Время на прочтение: 8 минут(ы)
В. З. Головина (Воронина)

МОЕ ЗНАКОМСТВО С А. Н. ОСТРОВСКИМ

Источник: А. Н. Островский в воспоминаниях современников. Серия литературных мемуаров. Под общей редакцией В. В. Григоренко, С. А. Макашина, С. И. Машинского, Б. С. Рюрикова. М., ‘Художественная литература’, 1966. Подготовка текста, вступительная статья и примечания А. И. РЕВЯКИНА
OCR Бычков М.Н.
Познакомилась я с Александром Николаевичем в Самаре в зиму 1847 или 1848 года 1, не помню хорошенько.

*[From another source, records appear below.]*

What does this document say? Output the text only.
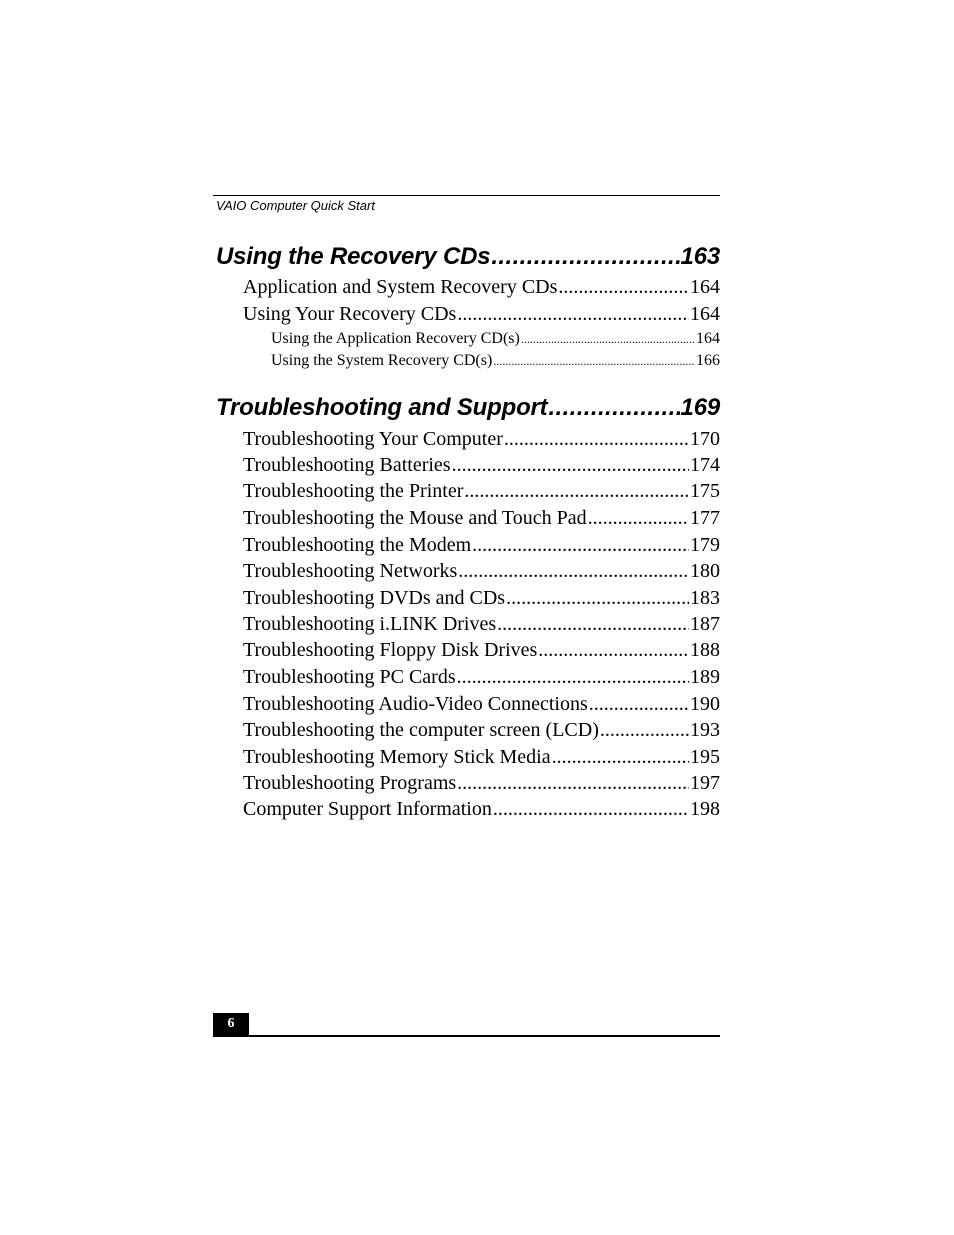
VAIO Computer Quick Start
Using the Recovery CDs .....	163
Application and System Recovery CDs .....	164
Using Your Recovery CDs .....	164
Using the Application Recovery CD(s) .....	164
Using the System Recovery CD(s) .....	166
Troubleshooting and Support .....	169
Troubleshooting Your Computer .....	170
Troubleshooting Batteries .....	174
Troubleshooting the Printer .....	175
Troubleshooting the Mouse and Touch Pad .....	177
Troubleshooting the Modem .....	179
Troubleshooting Networks .....	180
Troubleshooting DVDs and CDs .....	183
Troubleshooting i.LINK Drives .....	187
Troubleshooting Floppy Disk Drives .....	188
Troubleshooting PC Cards .....	189
Troubleshooting Audio-Video Connections .....	190
Troubleshooting the computer screen (LCD) .....	193
Troubleshooting Memory Stick Media .....	195
Troubleshooting Programs .....	197
Computer Support Information .....	198
6
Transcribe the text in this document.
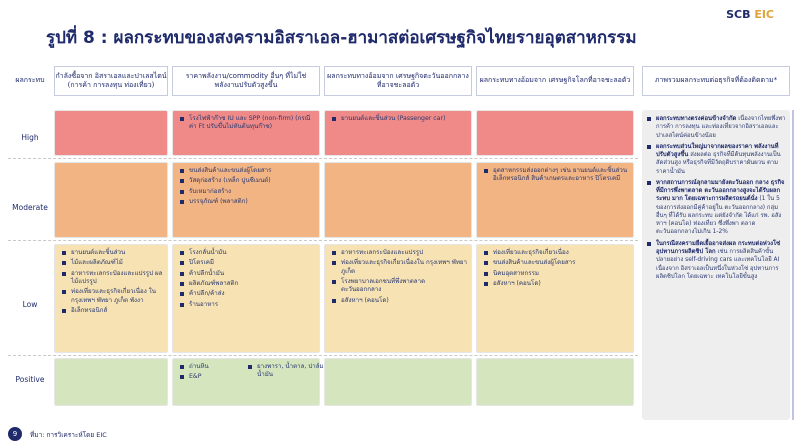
รูปที่ 8 : ผลกระทบของสงครามอิสราเอล-ฮามาสต่อเศรษฐกิจไทยรายอุตสาหกรรม
SCB EIC
ผลกระทบ
กำลังซื้อจาก อิสราเอลและปาเลสไตน์ (การค้า การลงทุน ท่องเที่ยว)
ราคาพลังงาน/commodity อื่นๆ ที่ไม่ใช่ พลังงานปรับตัวสูงขึ้น
ผลกระทบทางอ้อมจาก เศรษฐกิจตะวันออกกลางที่อาจชะลอตัว
ผลกระทบทางอ้อมจาก เศรษฐกิจโลกที่อาจชะลอตัว	ภาพรวมผลกระทบต่อธุรกิจที่ต้องติดตาม*
High
Moderate
Low
Positive
โรงไฟฟ้าก๊าซ IU และ SPP (non-firm) (กรณีค่า Ft ปรับขึ้นไม่ทันต้นทุนก๊าซ)
ยานยนต์และชิ้นส่วน (Passenger car)
ขนส่งสินค้าและขนส่งผู้โดยสาร
วัสดุก่อสร้าง (เหล็ก ปูนซีเมนต์)
รับเหมาก่อสร้าง
บรรจุภัณฑ์ (พลาสติก)
อุตสาหกรรมส่งออกต่างๆ เช่น ยานยนต์และชิ้นส่วน อิเล็กทรอนิกส์ สินค้าเกษตรและอาหาร ปิโตรเคมี
ยานยนต์และชิ้นส่วน
ไม้และผลิตภัณฑ์ไม้
อาหารทะเลกระป๋องและแปรรูป ผลไม้แปรรูป
ท่องเที่ยวและธุรกิจเกี่ยวเนื่อง ในกรุงเทพฯ พัทยา ภูเก็ต พังงา
อิเล็กทรอนิกส์
โรงกลั่นน้ำมัน
ปิโตรเคมี
ค้าปลีกน้ำมัน
ผลิตภัณฑ์พลาสติก
ค้าปลีก/ค้าส่ง
ร้านอาหาร
อาหารทะเลกระป๋องและแปรรูป
ท่องเที่ยวและธุรกิจเกี่ยวเนื่องใน กรุงเทพฯ พัทยา ภูเก็ต
โรงพยาบาลเอกชนที่พึ่งพาตลาด ตะวันออกกลาง
อสังหาฯ (คอนโด)
ท่องเที่ยวและธุรกิจเกี่ยวเนื่อง
ขนส่งสินค้าและขนส่งผู้โดยสาร
นิคมอุตสาหกรรม
อสังหาฯ (คอนโด)
ถ่านหิน
E&P
ยางพารา, น้ำตาล, ปาล์มน้ำมัน
ผลกระทบทางตรงค่อนข้างจำกัด เนื่องจากไทยพึ่งพาการค้า การลงทุน และท่องเที่ยวจากอิสราเอลและ ปาเลสไตน์ค่อนข้างน้อย
ผลกระทบส่วนใหญ่มาจากผลของราคา พลังงานที่ปรับตัวสูงขึ้น ส่งผลต่อ ธุรกิจที่มีต้นทุนพลังงานเป็นสัดส่วนสูง หรือธุรกิจที่มีวัตถุดิบราคาผันผวน ตามราคาน้ำมัน
หากสถานการณ์ลุกลามมายังตะวันออก กลาง ธุรกิจที่มีการพึ่งพาตลาด ตะวันออกกลางสูงจะได้รับผลกระทบ มาก โดยเฉพาะการผลิตรถยนต์นั่ง (1 ใน 5 ของการส่งออกมีคู่ค้าอยู่ใน ตะวันออกกลาง) กลุ่มอื่นๆ ที่ได้รับ ผลกระทบ แต่ยังจำกัด ได้แก่ รพ. อสังหาฯ (คอนโด) ท่องเที่ยว ซึ่งพึ่งพา ตลาดตะวันออกกลางไม่เกิน 1-2%
ในกรณีสงครามยืดเยื้ออาจส่งผล กระทบต่อห่วงโซ่อุปทานการผลิตชิป โลก เช่น การผลิตสินค้าขั้นปลายอย่าง self-driving cars และเทคโนโลยี AI เนื่องจาก อิสราเอลเป็นหนึ่งในห่วงโซ่ อุปทานการผลิตชิปโลก โดยเฉพาะ เทคโนโลยีขั้นสูง
9	ที่มา: การวิเคราะห์โดย EIC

Помню только, что Александр Николаевич где-то служил 2 и приехал в Самару с Евгением Николаевичем Эдельсоном в качества ‘дельца’, над чем они оба очень смеялись. Приехали они по поручению одной дамы, которая жила тогда в Москве и имела в Самаре какие-то недоразумения с своими родственниками. Эта дама была приятельницей одной из моих сестер и еще задолго до их приезда письменно рекомендовала моей матери этих молодых людей.

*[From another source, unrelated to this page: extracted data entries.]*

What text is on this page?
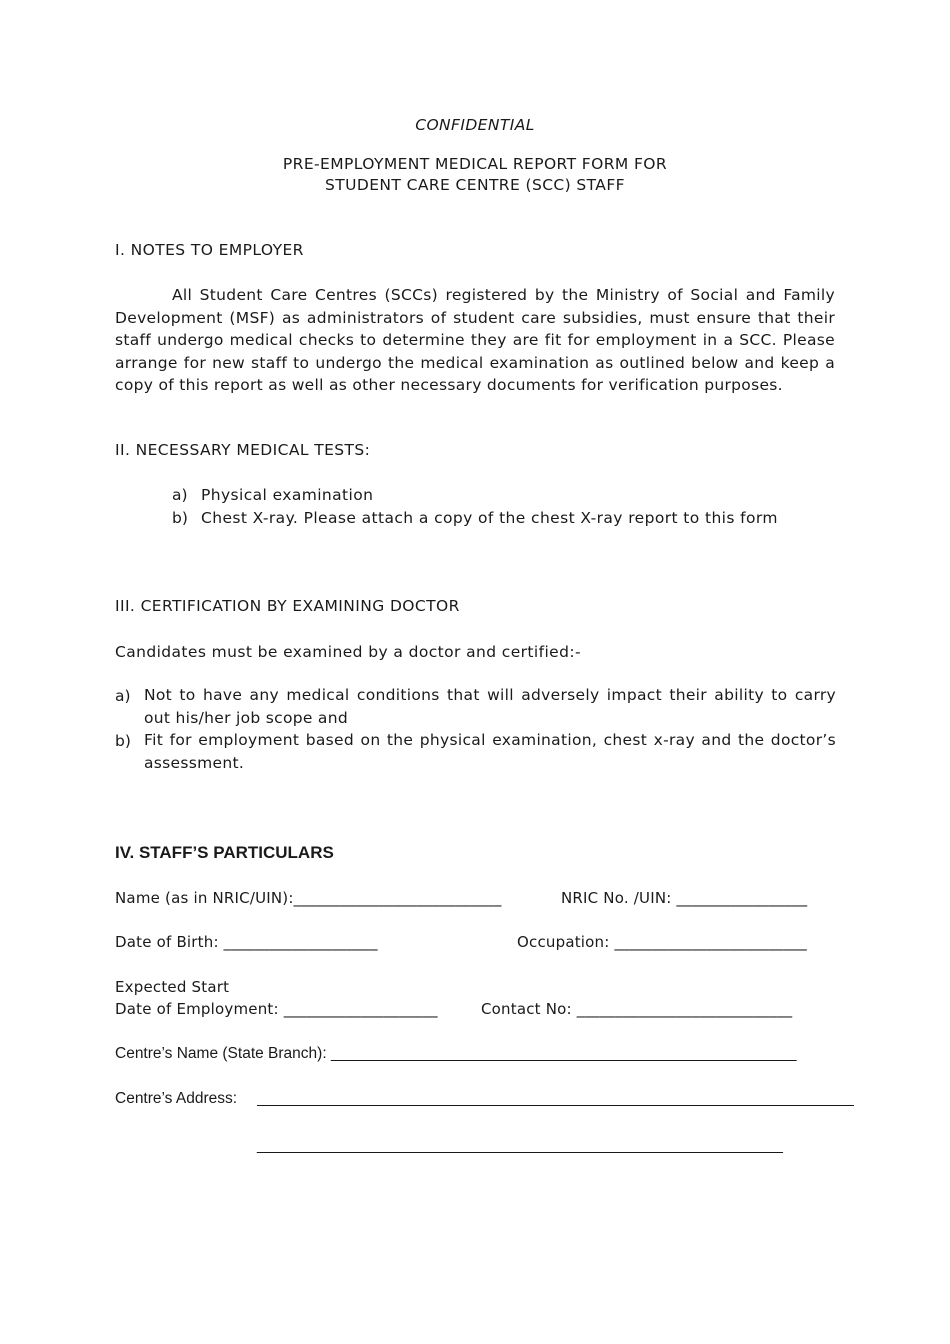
CONFIDENTIAL
PRE-EMPLOYMENT MEDICAL REPORT FORM FOR
STUDENT CARE CENTRE (SCC) STAFF
I. NOTES TO EMPLOYER
All Student Care Centres (SCCs) registered by the Ministry of Social and Family Development (MSF) as administrators of student care subsidies, must ensure that their staff undergo medical checks to determine they are fit for employment in a SCC. Please arrange for new staff to undergo the medical examination as outlined below and keep a copy of this report as well as other necessary documents for verification purposes.
II. NECESSARY MEDICAL TESTS:
a) Physical examination
b) Chest X-ray. Please attach a copy of the chest X-ray report to this form
III. CERTIFICATION BY EXAMINING DOCTOR
Candidates must be examined by a doctor and certified:-
a) Not to have any medical conditions that will adversely impact their ability to carry out his/her job scope and
b) Fit for employment based on the physical examination, chest x-ray and the doctor’s assessment.
IV. STAFF’S PARTICULARS
Name (as in NRIC/UIN):___________________________	NRIC No. /UIN: _________________
Date of Birth: ____________________	Occupation: _________________________
Expected Start
Date of Employment: ____________________	Contact No: ____________________________
Centre’s Name (State Branch): ______________________________________________________
Centre’s Address:
_____________________________________________________________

Об Эдельсоне я уже много прежде слышала от моих сестер, которые видали его в Москве. Он тогда увлекался Лессингом, переводил его ‘Лаокоона’, и сестры мои находили его очень умным и интересным. Одна из них даже описала в очень поэтичном четверостишии рыжую голову Эдельсона:
Бог великих дум хранилищем
Вашу голову избрал,
Потому, как над святилищем,
Золотой покров ей дал.
Про Островского говорили, что он тоже ‘пописывает’, и потому их приезд очень интересовал меня. Наконец они приехали, и как только я услыхала, что они у нас, вышла в гостиную и тотчас же узнала, по рассказам, белого, розового, с красивыми чертами лица, рыжего и кудрявого Эдельсона и догадалась, что бледный, высокий, тонкий, с большим лбом и совсем прямыми белокурыми волосами молодой человек должен быть Островский. Эдельсон уже говорил что-то горячо и интересно, вовлекая всех в разговор, белокурый молодой человек больше молчал и казался очень застенчивым и незанимательным, хотя смотрел на нас как-то не совсем просто, что меня против него сразу вооружило. В провинции в то время гостеприимство было самое радушное, и эти молодые люди остались у нас обедать, а впоследствии все время, свободное от занимавшего их дела, проводили у нас или вместе с нами у наших знакомых.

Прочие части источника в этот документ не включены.